What I Saw (and Cooked) at the American Culinary Revolution

by Jeremiah Tower

Pub Date: Aug. 4th, 2003
ISBN: 0-7432-2844-8
Publisher: Free Press

The former restaurateur, cookbook author, and PBS host tells his life story, explaining what drove him to achieve what he demurely calls his “national fame as a chef.”

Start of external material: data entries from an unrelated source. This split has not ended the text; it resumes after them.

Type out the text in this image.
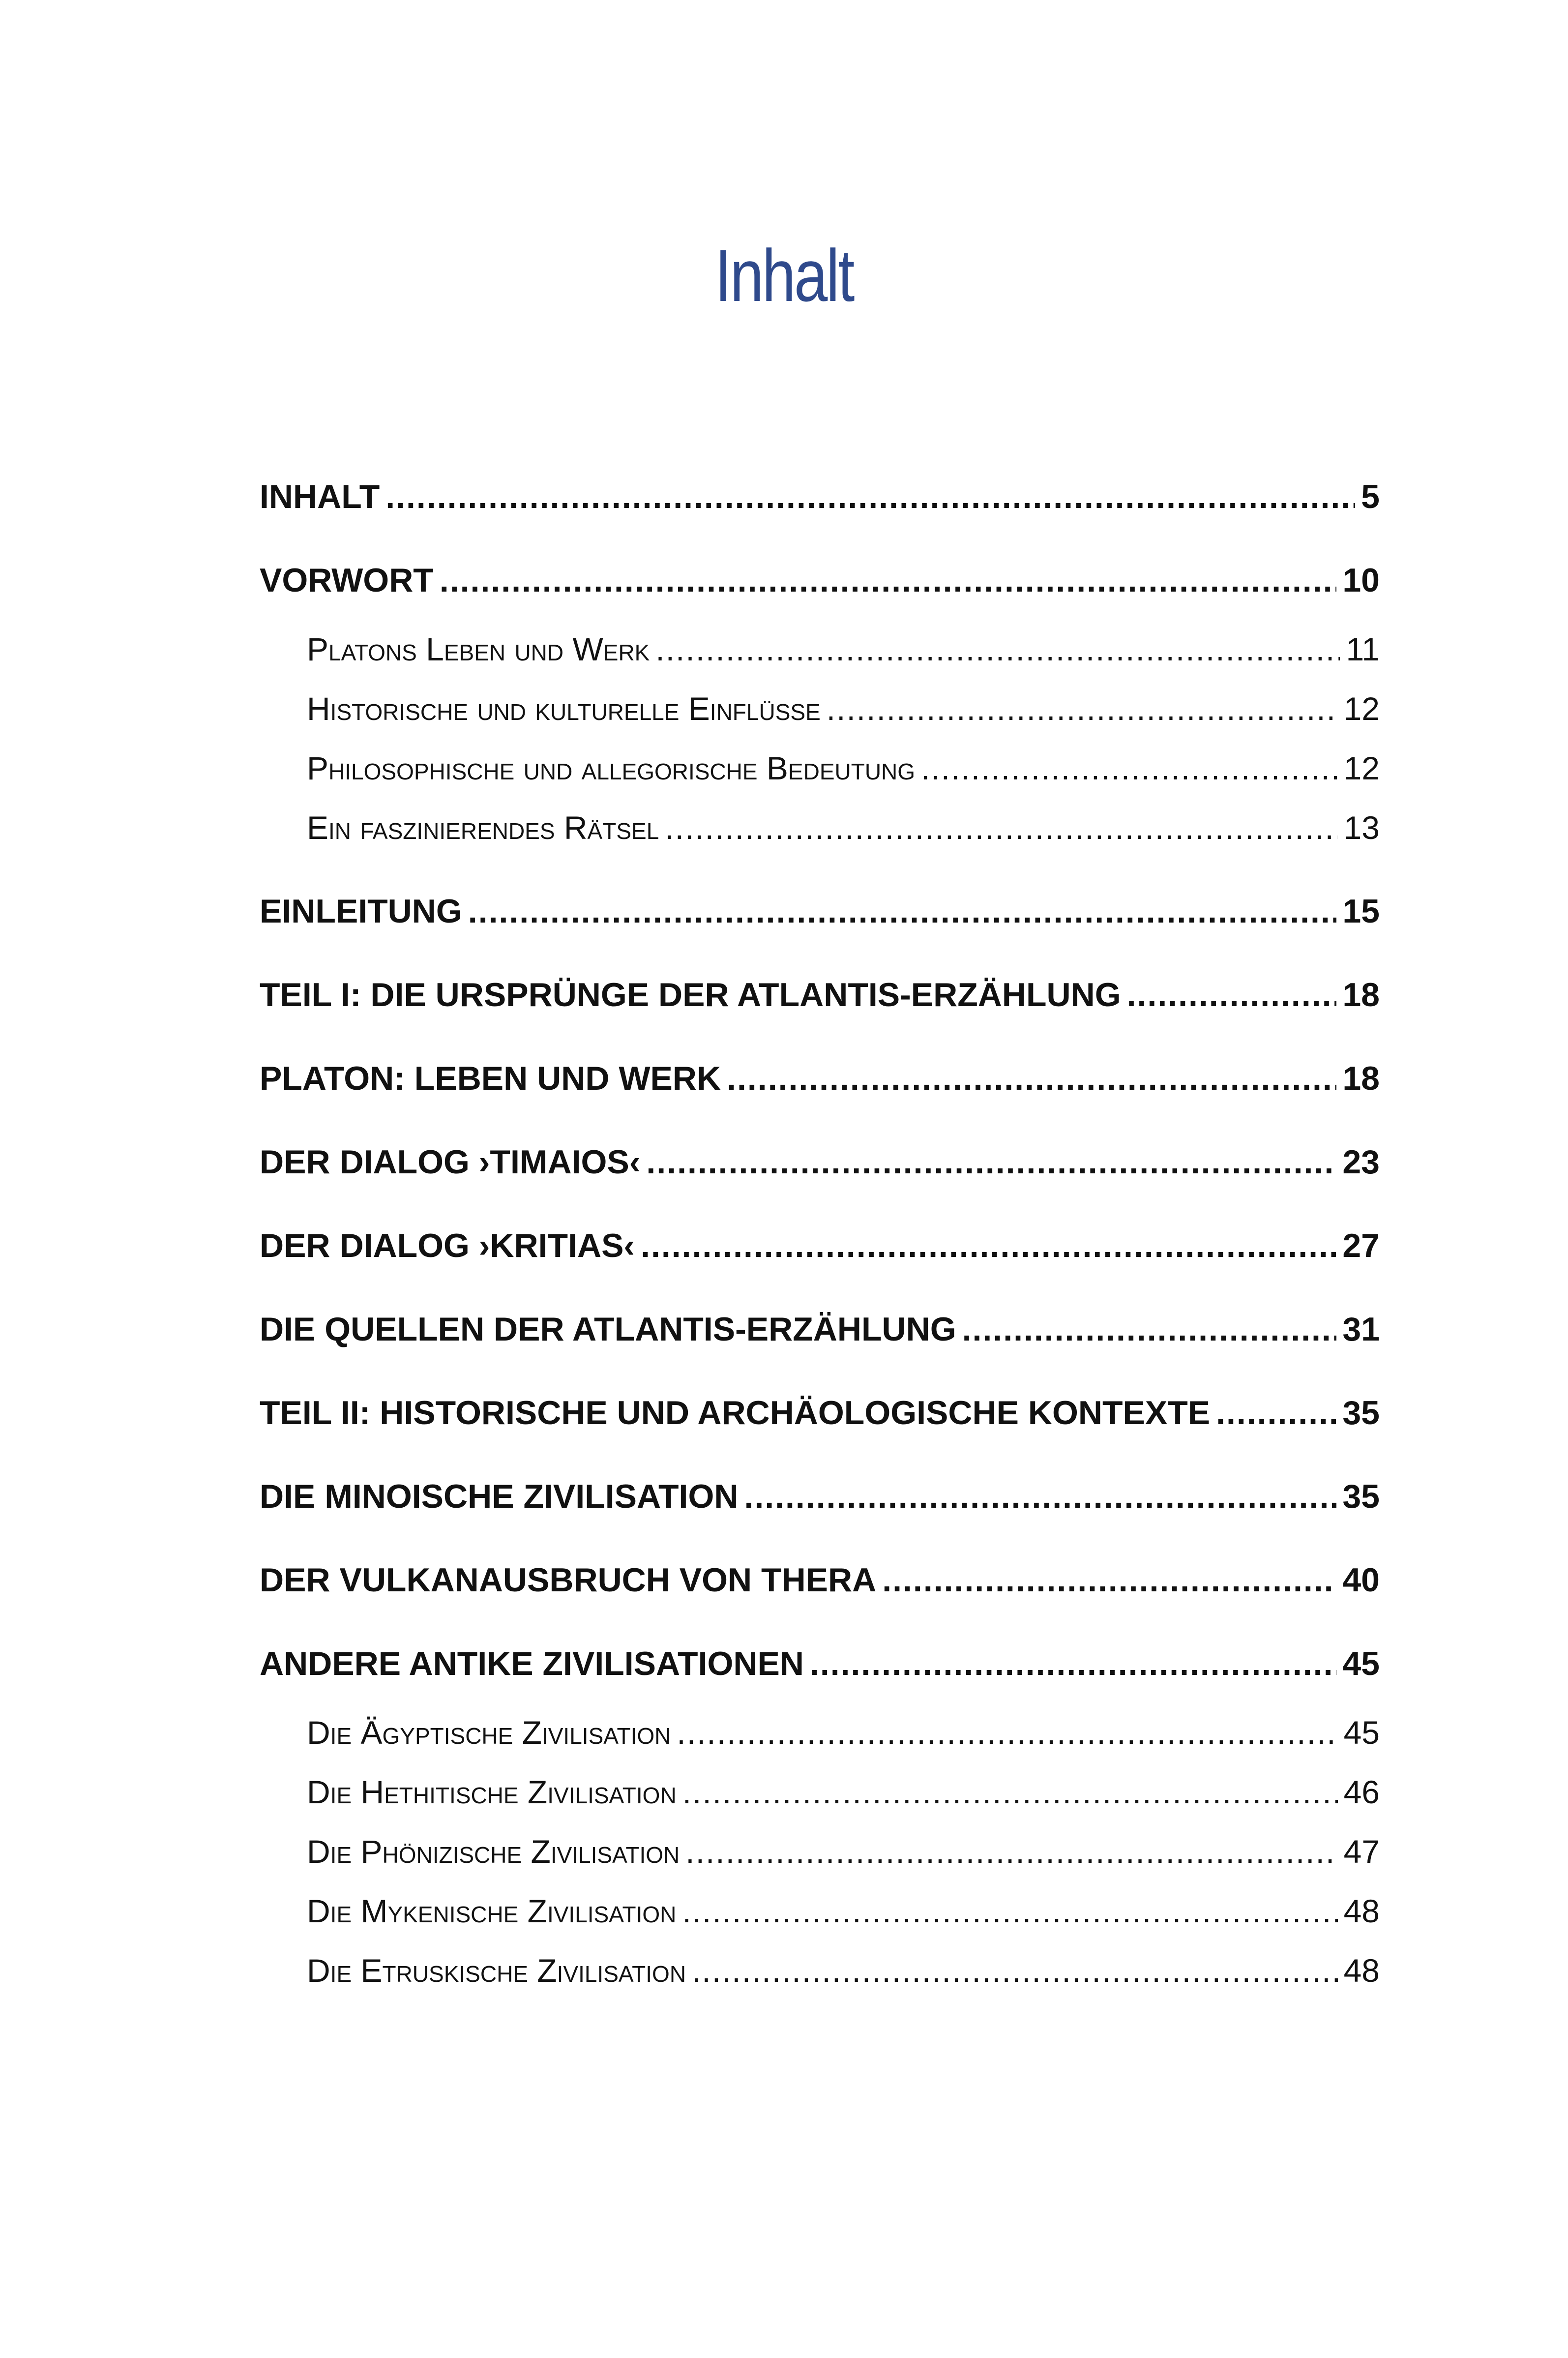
Inhalt
INHALT .....	5
VORWORT .....	10
Platons Leben und Werk .....	11
Historische und kulturelle Einflüsse .....	12
Philosophische und allegorische Bedeutung .....	12
Ein faszinierendes Rätsel .....	13
EINLEITUNG .....	15
TEIL I: DIE URSPRÜNGE DER ATLANTIS-ERZÄHLUNG .....	18
PLATON: LEBEN UND WERK .....	18
DER DIALOG ›TIMAIOS‹ .....	23
DER DIALOG ›KRITIAS‹ .....	27
DIE QUELLEN DER ATLANTIS-ERZÄHLUNG .....	31
TEIL II: HISTORISCHE UND ARCHÄOLOGISCHE KONTEXTE .....	35
DIE MINOISCHE ZIVILISATION .....	35
DER VULKANAUSBRUCH VON THERA .....	40
ANDERE ANTIKE ZIVILISATIONEN .....	45
Die Ägyptische Zivilisation .....	45
Die Hethitische Zivilisation .....	46
Die Phönizische Zivilisation .....	47
Die Mykenische Zivilisation .....	48
Die Etruskische Zivilisation .....	48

He didn’t have any formal training, but Tower’s hungry amateurism, the kind that spawns great innovations, made him a force in the new American cooking of the late 20th century. Employing a formal, aggressive voice that manages not to be off-putting, he chronicles the upstart chefs’ campaign to blend “the aesthetic chasteness of nouvelle cuisine and the hearty, robust hominess of bistro food.” He writes engagingly of the many fiascoes his various restaurants faced, from lawsuits to kitchen snafus, as well as the near-unanimous raves his food gathered. (Quite a few menus appear that testify to his ingenuity.) Though Tower can be counted among the era’s celebrity chefs, he convincingly expresses ambivalence about the phenomenon, and if he is happy to count the many ways he contributed to the revolution in the American restaurant, he is also quick to give credit to his brothers and sisters in arms. Alice Waters in particular stands out. Tower worked with her at Chez Panisse and has much to say, good and bad, about “her advocacy for farmers’ markets, for sound and sustainable agriculture, for Slow Food, and for the Chez Panisse Foundation,” even if he feels constrained to mention that she “didn't know a little vegetable from a rotten one.” Tower was “Apollinaire to her Breton,” or so he says. And few would deny his mantra: “I would sum it all up as a sensual love for the flavor and texture of beautiful ingredients. And knowing how to marry them.” He performed the rites with brilliance.

The pervasive brashness and the ain’t-I-difficult image-mongering can grate, but when Tower writes of his inspirations and the extraordinary foods and people he worked with, he is unfailingly intriguing and righteously grounded.